(Reuters) – A Malian government delegation and Tuareg separatist rebels have reached an agreement “in principle” that would allow planned elections in July to go ahead in the disputed northern Kidal region, a senior mediator in the talks said late on Monday.
Negotiations in the capital of neighboring Burkina Faso, Ouagadougou, opened on Saturday, after Mali’s army last week began advancing towards Kidal, the MNLA rebels’ last stronghold in the remote northeast, in the first direct fighting in months.
France launched a massive military campaign in January which broke al Qaeda-linked Islamist fighters’ control over the northern two-thirds of Mali. However it allowed the Tuaregs to regain control of their traditional fiefdom.
The government has made clear that it wants civil administration and the army to return to Kidal before elections scheduled for July 28 and had threatened to seize the town if no agreement was reached by Monday.
“On the point concerning the deployment of Malian armed forces in the region of Kidal, we have obtained an agreement in principle,” Djibril Bassole, Burkina’s foreign minister, told journalists following a round of meetings.
“The two sides have requested a few hours to report back to their bases … in order to be able to come back tomorrow for the final adoption of this document,” he said.

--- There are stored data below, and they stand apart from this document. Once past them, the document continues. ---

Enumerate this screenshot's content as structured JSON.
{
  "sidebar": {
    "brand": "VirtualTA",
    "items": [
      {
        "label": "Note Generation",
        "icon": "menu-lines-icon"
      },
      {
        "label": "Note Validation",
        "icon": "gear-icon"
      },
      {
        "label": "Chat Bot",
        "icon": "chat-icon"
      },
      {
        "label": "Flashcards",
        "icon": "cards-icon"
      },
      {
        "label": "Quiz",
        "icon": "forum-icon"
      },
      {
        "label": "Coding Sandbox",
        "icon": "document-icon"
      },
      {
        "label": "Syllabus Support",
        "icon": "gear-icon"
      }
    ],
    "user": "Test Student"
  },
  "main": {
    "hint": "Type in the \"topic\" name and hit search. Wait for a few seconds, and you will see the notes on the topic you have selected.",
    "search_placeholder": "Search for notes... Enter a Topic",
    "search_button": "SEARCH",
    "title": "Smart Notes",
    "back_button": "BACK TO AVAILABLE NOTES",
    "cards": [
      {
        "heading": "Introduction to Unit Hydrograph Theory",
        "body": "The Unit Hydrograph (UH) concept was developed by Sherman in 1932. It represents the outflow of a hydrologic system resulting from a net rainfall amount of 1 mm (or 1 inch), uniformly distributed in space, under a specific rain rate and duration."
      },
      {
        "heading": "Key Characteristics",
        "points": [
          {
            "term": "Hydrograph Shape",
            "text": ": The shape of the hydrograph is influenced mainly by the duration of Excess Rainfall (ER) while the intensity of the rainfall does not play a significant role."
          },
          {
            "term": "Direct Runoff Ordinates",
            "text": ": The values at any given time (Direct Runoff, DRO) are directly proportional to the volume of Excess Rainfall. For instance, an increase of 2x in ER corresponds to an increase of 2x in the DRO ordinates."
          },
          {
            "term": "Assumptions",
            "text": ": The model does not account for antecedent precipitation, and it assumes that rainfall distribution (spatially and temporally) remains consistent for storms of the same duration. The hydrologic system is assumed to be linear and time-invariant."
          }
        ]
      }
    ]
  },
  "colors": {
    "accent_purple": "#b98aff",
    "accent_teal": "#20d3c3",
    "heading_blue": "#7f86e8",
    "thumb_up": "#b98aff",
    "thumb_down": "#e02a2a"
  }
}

Mali’s Tuareg community has for decades demanded greater political autonomy from the southern capital Bamako and more spending on development for the impoverished region, which they call Azawad.
The MNLA launched its uprising early last year and soon allied itself with Islamist fighters who took advantage of a coup in the capital in March 2012 to seize the desert north. They were later sidelined by the better armed Islamist groups.
Paris, which is handing over to a U.N. peacekeeping mission due in Mali next month, has pushed hard for elections to go ahead in order to seal a democratic transition.
But the MNLA has so far refused to disarm and rejected the return of Malian soldiers to Kidal.
Bassole said that the agreement would establish a mixed commission composed of both sides to monitor security and prepare for the army’s deployment in Kidal.
Long-term solutions to Tuareg independence demands are expected to wait until after the elections, since the interim government lacks the political authority to make a far-reaching deal with northern armed groups.
“All the arrangements are foreseen in the accord to avoid any incident, any disagreement that could break the trust and make us lose our objective, which is to organize the elections,” Bassole said.